Sunday, February 14, 2021

Mockingbird Court Scene

 An exchange between musicologist, Michael Lee and myself today (2/14/21).  Forgive my prose which is a bit rambling (and maybe not grammatical?):

ML: I heard someone talking on the television this morning. He claimed that watching 43 Republican jurors/senators vote to acquit Trump was like the black folks in "To Kill a Mockingbird" watching powerlessly from the gallery as the all-white jury did the inevitable and convicted Tom Robinson no matter how big a wipe out the actual trial was. I get tearful every time the black minister awakens Scout: "Stand up Miss Jean Louise. Your daddy's passing." While this wasn't entirely a story about race, it was entirely a story about race. Trump's supporters were overwhelmingly white supremacists, neo-nazis, and crackers. They are the Ewells of the story, white trash to a one. But they don't win. The Ewells got shamed in public, just as the rioters are in jail or heading there. But the well-off racist jury wins in both the story and life. Shameful times in America never come or go, they just hang on and on.
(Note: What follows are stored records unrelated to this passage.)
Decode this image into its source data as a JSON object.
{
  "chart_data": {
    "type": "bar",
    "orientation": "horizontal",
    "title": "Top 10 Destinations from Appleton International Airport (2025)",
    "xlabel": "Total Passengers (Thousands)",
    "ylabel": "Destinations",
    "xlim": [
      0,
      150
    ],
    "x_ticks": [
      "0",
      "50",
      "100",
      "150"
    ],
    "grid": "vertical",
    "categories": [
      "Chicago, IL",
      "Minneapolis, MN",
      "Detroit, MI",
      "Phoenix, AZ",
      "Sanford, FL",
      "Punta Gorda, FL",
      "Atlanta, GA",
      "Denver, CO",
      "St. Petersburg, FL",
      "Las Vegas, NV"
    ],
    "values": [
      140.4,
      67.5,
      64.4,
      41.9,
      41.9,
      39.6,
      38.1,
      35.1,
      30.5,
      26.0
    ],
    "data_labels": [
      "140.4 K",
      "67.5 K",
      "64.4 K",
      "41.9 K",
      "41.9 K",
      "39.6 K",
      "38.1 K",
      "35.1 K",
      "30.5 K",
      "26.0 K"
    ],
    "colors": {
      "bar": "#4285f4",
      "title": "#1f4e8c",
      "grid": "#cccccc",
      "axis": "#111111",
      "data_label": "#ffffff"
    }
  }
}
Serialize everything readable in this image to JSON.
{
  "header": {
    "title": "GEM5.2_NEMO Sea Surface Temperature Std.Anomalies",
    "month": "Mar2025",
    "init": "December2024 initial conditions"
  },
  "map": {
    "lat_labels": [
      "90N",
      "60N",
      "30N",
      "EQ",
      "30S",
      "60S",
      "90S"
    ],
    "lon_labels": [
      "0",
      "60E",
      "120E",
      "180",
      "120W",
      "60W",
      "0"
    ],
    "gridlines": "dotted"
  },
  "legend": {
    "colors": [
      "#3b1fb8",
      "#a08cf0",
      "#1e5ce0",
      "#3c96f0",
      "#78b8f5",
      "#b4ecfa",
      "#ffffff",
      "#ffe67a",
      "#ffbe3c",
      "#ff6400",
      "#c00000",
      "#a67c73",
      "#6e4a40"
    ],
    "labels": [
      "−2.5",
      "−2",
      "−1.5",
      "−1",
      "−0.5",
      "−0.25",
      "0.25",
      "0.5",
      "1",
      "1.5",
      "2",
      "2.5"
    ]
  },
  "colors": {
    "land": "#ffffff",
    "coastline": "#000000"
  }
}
CA: I don't know if there is net gain from this episode, but if there is some redemption of value, it might be the clarifying of what racism is, means, does etc.  I didn't grow up here so I my American history education was scant.  But it seems to me that racism is not organic, but is a strategy (conscious or systemic, maybe both) of the ruling (mostly white male) class to keep their minority rule status.  Every ruling class has to come up with some kind of mythology to keep themselves there.  The pigs have to come up with some way to get the dogs to do their bidding.  Racism has been a very easy and obvious mythology to accomplish this.  Particularly since the civil war, non-rich whites have to be prevented from finding common cause with blacks.  Thus, racism, the Klan etc.  Keep 'em busy hating other working people that look different from them and they won't notice you robbing them blind.  I'm not sure to what extent this is common knowledge among smart white people? but they sometimes don't act like it.  The demonizing of "Trump's base" as the principal cause of all of our ills (and they are, to be sure, a really unsavory, hard to love bunch) and the adherence to salvation (justification and sanctification) for smart (and mostly well off) white people from their race and class privilege through a linguistic and performative orthodoxy that they uniquely have access to, makes one wonder.  It starts to look like the intellectual class (unwittingly or not?) provides a sideshow to draw attention from the baleful and unnecessary curtailments of the first right mentioned in the Declaration among the non-rich.